Tiger Woods taking inspiration from Roger Federer

The current world number 666 says his new swing is designed to ‘play away from pain’

Tiger Woods hits a ball into the Arabian Gulf from the Terrace of the Burj Al Arab ahead of the 2017 Omega Dubai Desert Classic. Photo: David Cannon/Getty Images for Falcon

Tiger Woods hits a ball into the Arabian Gulf from the Terrace of the Burj Al Arab ahead of the 2017 Omega Dubai Desert Classic. Photo: David Cannon/Getty Images for Falcon

 

Tiger Woods will take inspiration from the likes of Roger Federer and Jim Furyk as he attempts to win for the first time since 2013 in any way possible.

Woods admits his latest swing has been designed to “play away from pain” as he makes his comeback from a back injury which required three operations in the space of 19 months.

The former world number one also concedes he can no longer keep up with the biggest hitters in the game, but believes he can find different ways to add to his haul of 79 PGA Tour titles and 14 major championships.

“Whether my swing looks classical, rhythmical or it may look unorthodox, I don’t care. As long as I don’t feel that nerve pain,” Woods told a pre-tournament press conference ahead of the Omega Dubai Desert Classic.

“Anyone who has ever had nerve pain in their back or anywhere in their spine, it’s like hitting your funny bone a thousand times a day; it’s just not fun. And I would much rather not have to go through that again.”

Two days after Woods missed the cut in the Farmers Insurance Open, his friend Federer returned from a six-month injury lay-off to win the Australian Open, his 18th grand slam title.

Woods has been frustrated by injury in his quest to match the 18 major titles of Jack Nicklaus — his last coming in the 2008 US Open — but can take heart from Federer’s performance in Melbourne.

“He rehabbed properly and you can tell how fast he’s moving,” added Woods, who will partner Masters champion Danny Willett and Matt Fitzpatrick in the first two rounds in Dubai.

“He’s shortened up points, changed his strategy around a little bit. Didn’t hang around the baseline as long. As you get older, you change your game and you do things slightly differently, and he did that.
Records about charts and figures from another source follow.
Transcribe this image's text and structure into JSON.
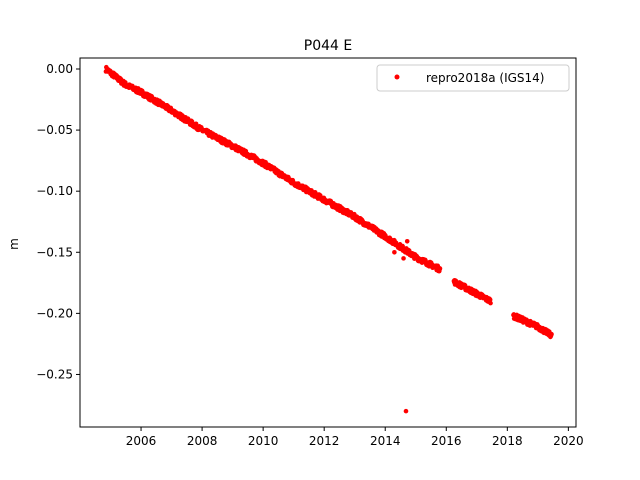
{
  "chart_data": {
    "type": "scatter",
    "title": "P044 E",
    "xlabel": "",
    "ylabel": "m",
    "xlim": [
      2004.0,
      2020.25
    ],
    "ylim": [
      -0.293,
      0.009
    ],
    "xticks": [
      2006,
      2008,
      2010,
      2012,
      2014,
      2016,
      2018,
      2020
    ],
    "yticks": [
      0.0,
      -0.05,
      -0.1,
      -0.15,
      -0.2,
      -0.25
    ],
    "ytick_labels": [
      "0.00",
      "−0.05",
      "−0.10",
      "−0.15",
      "−0.20",
      "−0.25"
    ],
    "grid": false,
    "legend_position": "top-right",
    "series": [
      {
        "name": "repro2018a (IGS14)",
        "color": "#ff0000",
        "marker": "circle",
        "segments": [
          {
            "x_start": 2004.85,
            "x_end": 2015.8,
            "trend": [
              [
                2004.85,
                0.0
              ],
              [
                2005.5,
                -0.013
              ],
              [
                2006.0,
                -0.019
              ],
              [
                2007.0,
                -0.034
              ],
              [
                2008.0,
                -0.05
              ],
              [
                2009.0,
                -0.063
              ],
              [
                2010.0,
                -0.077
              ],
              [
                2011.0,
                -0.093
              ],
              [
                2012.0,
                -0.107
              ],
              [
                2013.0,
                -0.121
              ],
              [
                2014.0,
                -0.137
              ],
              [
                2015.0,
                -0.154
              ],
              [
                2015.8,
                -0.164
              ]
            ],
            "spread": 0.002
          },
          {
            "x_start": 2016.25,
            "x_end": 2017.45,
            "trend": [
              [
                2016.25,
                -0.174
              ],
              [
                2017.0,
                -0.184
              ],
              [
                2017.45,
                -0.19
              ]
            ],
            "spread": 0.002
          },
          {
            "x_start": 2018.2,
            "x_end": 2019.45,
            "trend": [
              [
                2018.2,
                -0.202
              ],
              [
                2019.0,
                -0.211
              ],
              [
                2019.45,
                -0.218
              ]
            ],
            "spread": 0.002
          }
        ],
        "outliers": [
          {
            "x": 2014.68,
            "y": -0.28
          },
          {
            "x": 2014.72,
            "y": -0.141
          },
          {
            "x": 2014.6,
            "y": -0.155
          },
          {
            "x": 2014.3,
            "y": -0.15
          }
        ]
      }
    ]
  }
}
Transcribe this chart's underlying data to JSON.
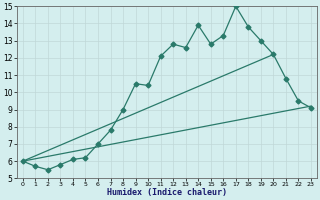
{
  "xlabel": "Humidex (Indice chaleur)",
  "background_color": "#d4eeee",
  "grid_color": "#c0d8d8",
  "line_color": "#2a7a6a",
  "xlim": [
    -0.5,
    23.5
  ],
  "ylim": [
    5,
    15
  ],
  "xticks": [
    0,
    1,
    2,
    3,
    4,
    5,
    6,
    7,
    8,
    9,
    10,
    11,
    12,
    13,
    14,
    15,
    16,
    17,
    18,
    19,
    20,
    21,
    22,
    23
  ],
  "yticks": [
    5,
    6,
    7,
    8,
    9,
    10,
    11,
    12,
    13,
    14,
    15
  ],
  "line1_x": [
    0,
    1,
    2,
    3,
    4,
    5,
    6,
    7,
    8,
    9,
    10,
    11,
    12,
    13,
    14,
    15,
    16,
    17,
    18,
    19,
    20,
    21,
    22,
    23
  ],
  "line1_y": [
    6.0,
    5.7,
    5.5,
    5.8,
    6.1,
    6.2,
    7.0,
    7.8,
    9.0,
    10.5,
    10.4,
    12.1,
    12.8,
    12.6,
    13.9,
    12.8,
    13.3,
    15.0,
    13.8,
    13.0,
    12.2,
    10.8,
    9.5,
    9.1
  ],
  "line2_x": [
    0,
    23
  ],
  "line2_y": [
    6.0,
    9.2
  ],
  "line3_x": [
    0,
    20
  ],
  "line3_y": [
    6.0,
    12.2
  ],
  "marker": "D",
  "marker_size": 2.5,
  "linewidth": 0.9
}
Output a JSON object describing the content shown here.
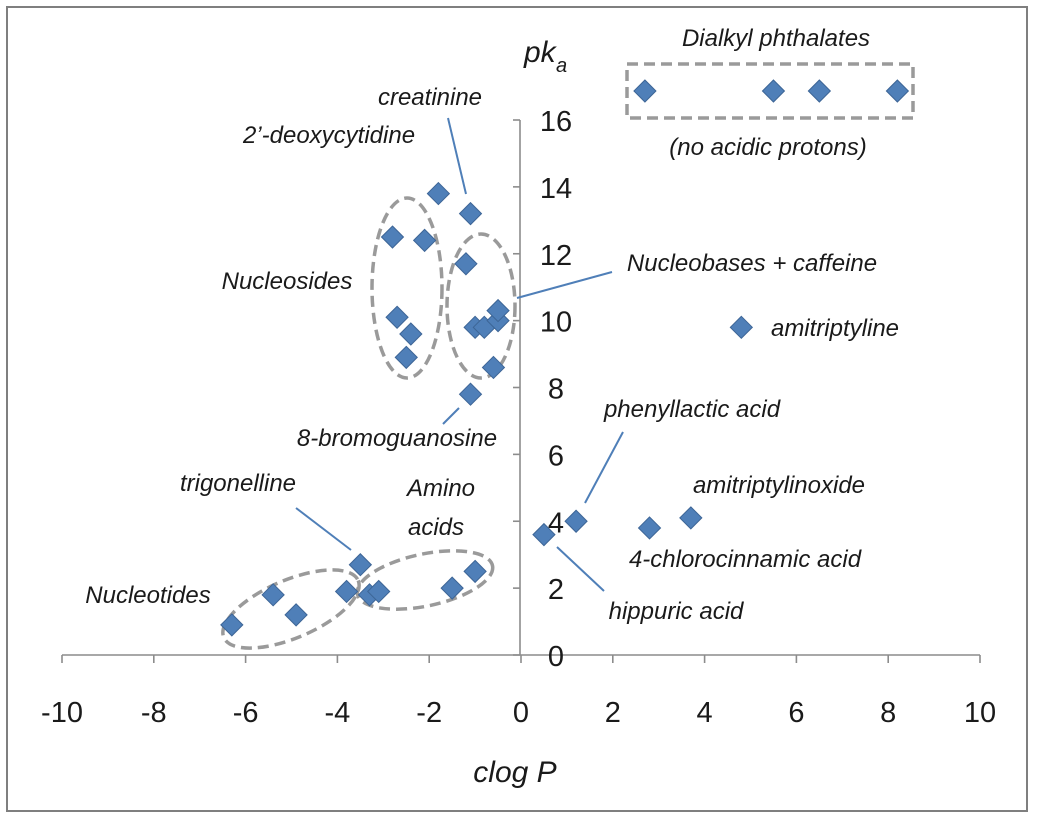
{
  "chart_data": {
    "type": "scatter",
    "xlabel": "clog P",
    "ylabel_main": "pk",
    "ylabel_sub": "a",
    "xlim": [
      -10,
      10
    ],
    "ylim": [
      0,
      16
    ],
    "xticks": [
      "-10",
      "-8",
      "-6",
      "-4",
      "-2",
      "0",
      "2",
      "4",
      "6",
      "8",
      "10"
    ],
    "yticks": [
      "0",
      "2",
      "4",
      "6",
      "8",
      "10",
      "12",
      "14",
      "16"
    ],
    "grid": false,
    "marker_color": "#4f7fb8",
    "points": [
      {
        "x": -6.3,
        "y": 0.9
      },
      {
        "x": -5.4,
        "y": 1.8
      },
      {
        "x": -4.9,
        "y": 1.2
      },
      {
        "x": -3.8,
        "y": 1.9
      },
      {
        "x": -3.5,
        "y": 2.7
      },
      {
        "x": -3.3,
        "y": 1.8
      },
      {
        "x": -3.1,
        "y": 1.9
      },
      {
        "x": -1.5,
        "y": 2.0
      },
      {
        "x": -1.0,
        "y": 2.5
      },
      {
        "x": 0.5,
        "y": 3.6
      },
      {
        "x": 1.2,
        "y": 4.0
      },
      {
        "x": 2.8,
        "y": 3.8
      },
      {
        "x": 3.7,
        "y": 4.1
      },
      {
        "x": -1.1,
        "y": 7.8
      },
      {
        "x": -0.6,
        "y": 8.6
      },
      {
        "x": -1.0,
        "y": 9.8
      },
      {
        "x": -0.8,
        "y": 9.8
      },
      {
        "x": -0.5,
        "y": 10.0
      },
      {
        "x": -0.5,
        "y": 10.3
      },
      {
        "x": -1.2,
        "y": 11.7
      },
      {
        "x": -1.1,
        "y": 13.2
      },
      {
        "x": -2.5,
        "y": 8.9
      },
      {
        "x": -2.4,
        "y": 9.6
      },
      {
        "x": -2.7,
        "y": 10.1
      },
      {
        "x": -2.8,
        "y": 12.5
      },
      {
        "x": -2.1,
        "y": 12.4
      },
      {
        "x": -1.8,
        "y": 13.8
      },
      {
        "x": 4.8,
        "y": 9.8
      }
    ],
    "phthalates_x": [
      2.7,
      5.5,
      6.5,
      8.2
    ],
    "annotations": {
      "dialkyl": "Dialkyl phthalates",
      "no_acidic": "(no acidic protons)",
      "creatinine": "creatinine",
      "deoxycytidine": "2’-deoxycytidine",
      "nucleosides": "Nucleosides",
      "nucleobases": "Nucleobases + caffeine",
      "amitriptyline": "amitriptyline",
      "bromoguanosine": "8-bromoguanosine",
      "phenyllactic": "phenyllactic acid",
      "amitriptylinoxide": "amitriptylinoxide",
      "chlorocinnamic": "4-chlorocinnamic acid",
      "hippuric": "hippuric acid",
      "trigonelline": "trigonelline",
      "amino_line1": "Amino",
      "amino_line2": "acids",
      "nucleotides": "Nucleotides"
    }
  }
}
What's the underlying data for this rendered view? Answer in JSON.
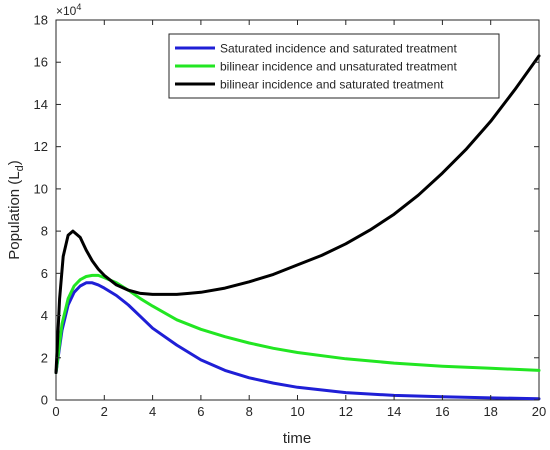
{
  "chart_data": {
    "type": "line",
    "xlabel": "time",
    "ylabel": "Population (L",
    "ylabel_sub": "d",
    "ylabel_close": ")",
    "y_exponent_base": "×10",
    "y_exponent_power": "4",
    "xlim": [
      0,
      20
    ],
    "ylim": [
      0,
      18
    ],
    "xticks": [
      0,
      2,
      4,
      6,
      8,
      10,
      12,
      14,
      16,
      18,
      20
    ],
    "yticks": [
      0,
      2,
      4,
      6,
      8,
      10,
      12,
      14,
      16,
      18
    ],
    "grid": false,
    "legend_position": "top-right",
    "series": [
      {
        "name": "Saturated incidence and saturated treatment",
        "color": "#1f1fd6",
        "x": [
          0,
          0.25,
          0.5,
          0.75,
          1.0,
          1.25,
          1.5,
          1.75,
          2.0,
          2.5,
          3.0,
          3.5,
          4.0,
          5.0,
          6.0,
          7.0,
          8.0,
          9.0,
          10.0,
          12.0,
          14.0,
          16.0,
          18.0,
          20.0
        ],
        "y": [
          1.3,
          3.3,
          4.5,
          5.1,
          5.4,
          5.55,
          5.55,
          5.45,
          5.3,
          4.95,
          4.5,
          3.95,
          3.4,
          2.6,
          1.9,
          1.4,
          1.05,
          0.8,
          0.6,
          0.35,
          0.22,
          0.15,
          0.1,
          0.06
        ]
      },
      {
        "name": "bilinear incidence and unsaturated treatment",
        "color": "#22e622",
        "x": [
          0,
          0.25,
          0.5,
          0.75,
          1.0,
          1.25,
          1.5,
          1.75,
          2.0,
          2.5,
          3.0,
          3.5,
          4.0,
          5.0,
          6.0,
          7.0,
          8.0,
          9.0,
          10.0,
          12.0,
          14.0,
          16.0,
          18.0,
          20.0
        ],
        "y": [
          1.3,
          3.6,
          4.8,
          5.4,
          5.7,
          5.85,
          5.9,
          5.9,
          5.8,
          5.55,
          5.2,
          4.8,
          4.45,
          3.8,
          3.35,
          3.0,
          2.7,
          2.45,
          2.25,
          1.95,
          1.75,
          1.6,
          1.5,
          1.4
        ]
      },
      {
        "name": "bilinear incidence and saturated treatment",
        "color": "#000000",
        "x": [
          0,
          0.15,
          0.3,
          0.5,
          0.7,
          1.0,
          1.25,
          1.5,
          1.75,
          2.0,
          2.5,
          3.0,
          3.5,
          4.0,
          4.5,
          5.0,
          5.5,
          6.0,
          7.0,
          8.0,
          9.0,
          10.0,
          11.0,
          12.0,
          13.0,
          14.0,
          15.0,
          16.0,
          17.0,
          18.0,
          19.0,
          20.0
        ],
        "y": [
          1.3,
          4.8,
          6.8,
          7.8,
          8.0,
          7.7,
          7.1,
          6.6,
          6.2,
          5.9,
          5.45,
          5.2,
          5.05,
          5.0,
          5.0,
          5.0,
          5.05,
          5.1,
          5.3,
          5.6,
          5.95,
          6.4,
          6.85,
          7.4,
          8.05,
          8.8,
          9.7,
          10.75,
          11.9,
          13.2,
          14.7,
          16.3
        ]
      }
    ]
  }
}
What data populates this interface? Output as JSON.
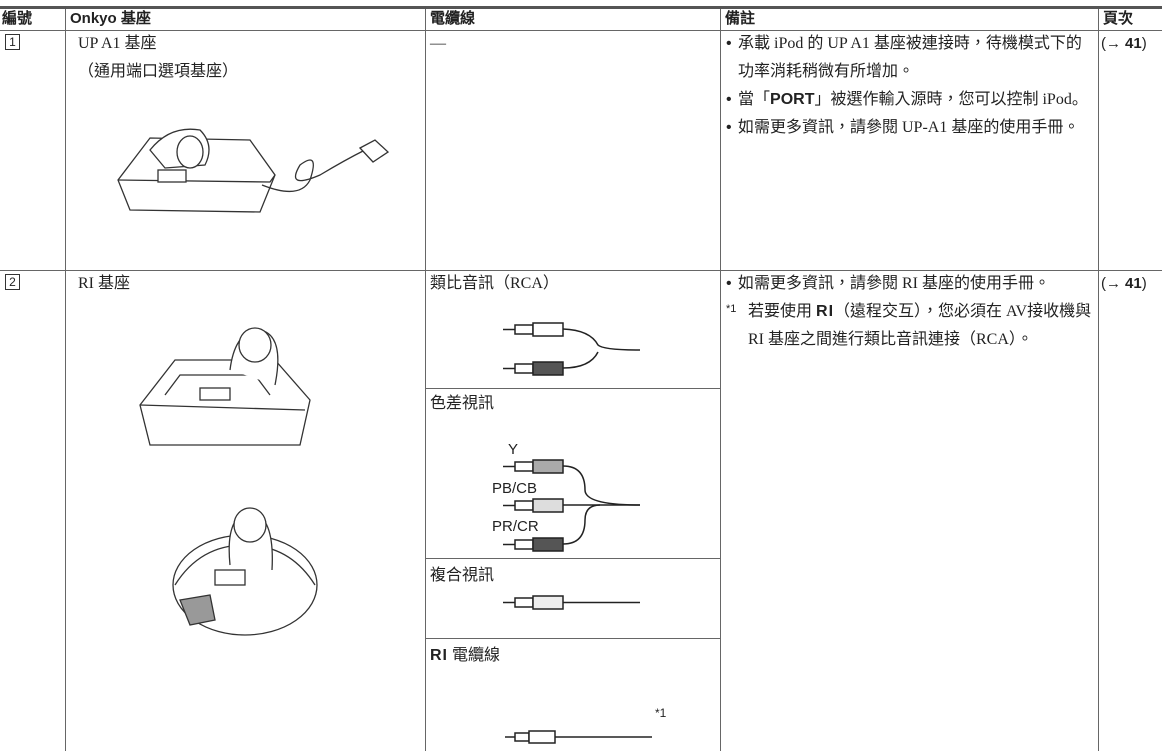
{
  "table": {
    "headers": [
      "編號",
      "Onkyo 基座",
      "電纜線",
      "備註",
      "頁次"
    ],
    "rows": [
      {
        "number": "1",
        "dock": [
          "UP A1 基座",
          "（通用端口選項基座）"
        ],
        "cable": "—",
        "notes": [
          [
            "承載 iPod 的 UP A1 基座被連接時，待機模式下的功率消耗稍微有所增加。"
          ],
          [
            "當「",
            {
              "text": "PORT",
              "style": "bold"
            },
            "」被選作輸入源時，您可以控制 iPod。"
          ],
          [
            "如需更多資訊，請參閱 UP-A1 基座的使用手冊。"
          ]
        ],
        "page_prefix": "(→",
        "page": "41",
        "page_suffix": ")"
      },
      {
        "number": "2",
        "dock": [
          "RI 基座"
        ],
        "cables": [
          {
            "label": "類比音訊（RCA）"
          },
          {
            "label": "色差視訊",
            "signals": [
              "Y",
              "PB/CB",
              "PR/CR"
            ]
          },
          {
            "label": "複合視訊"
          },
          {
            "logo": "RI",
            "label": "電纜線",
            "footnote": "*1"
          }
        ],
        "notes": [
          [
            "如需更多資訊，請參閱 RI 基座的使用手冊。"
          ]
        ],
        "footnote": {
          "marker": "*1",
          "parts": [
            "若要使用 ",
            {
              "text": "RI",
              "style": "logo"
            },
            "（遠程交互），您必須在 AV接收機與 RI 基座之間進行類比音訊連接（RCA）。"
          ]
        },
        "page_prefix": "(→",
        "page": "41",
        "page_suffix": ")"
      }
    ]
  }
}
“Am I going to do that? Yeah, I’m not going to be hitting balls like some of these guys 340 (yards) out there. I watched Dustin (Johnson) last week when it was cold, wet and damp and he carried it 335.

“Jason (Day) and I just looked at each other going, ‘We don’t have that! So you do it differently. If you look at the list of guys who shot below 60, you realise Jim Furyk’s on there twice. He averages 270 off the tee, shot two rounds under 60. So it can be done in different ways.”

Woods did not finish outside the top five on his first five appearances in Dubai and lifted the trophy in 2006 and 2008, but the world number 666 was 20th and 41st respectively on his last two visits in 2011 and 2014.

However, he insists he has not lowered his expectations after his long injury lay-off, adding: “No, because if I’m teeing it up, the goal is to win and that doesn’t change. Whether I’m injured, coming off an injury or I’m playing well, or I’m playing poorly, if I’m in the event, it’s to win the event.

“For me, it’s about preparation. If I can’t prepare to win a golf tournament, I feel ill-prepared to hit the shots and handle the shots down the stretch. If I’m not able to pull them off at home, there’s no reason why I should expect to be able to pull them off out here.

“I would like to start playing around the world again but I won’t be playing a high number of events. I’ve got to save my body and be ready to peak four times a year.

“One of the reasons why I’m playing four out of five (weeks) is to get more competitive rounds so that come the first full week in April (the Masters), I’ll have more rounds under my belt and know what it feels like to be ready.”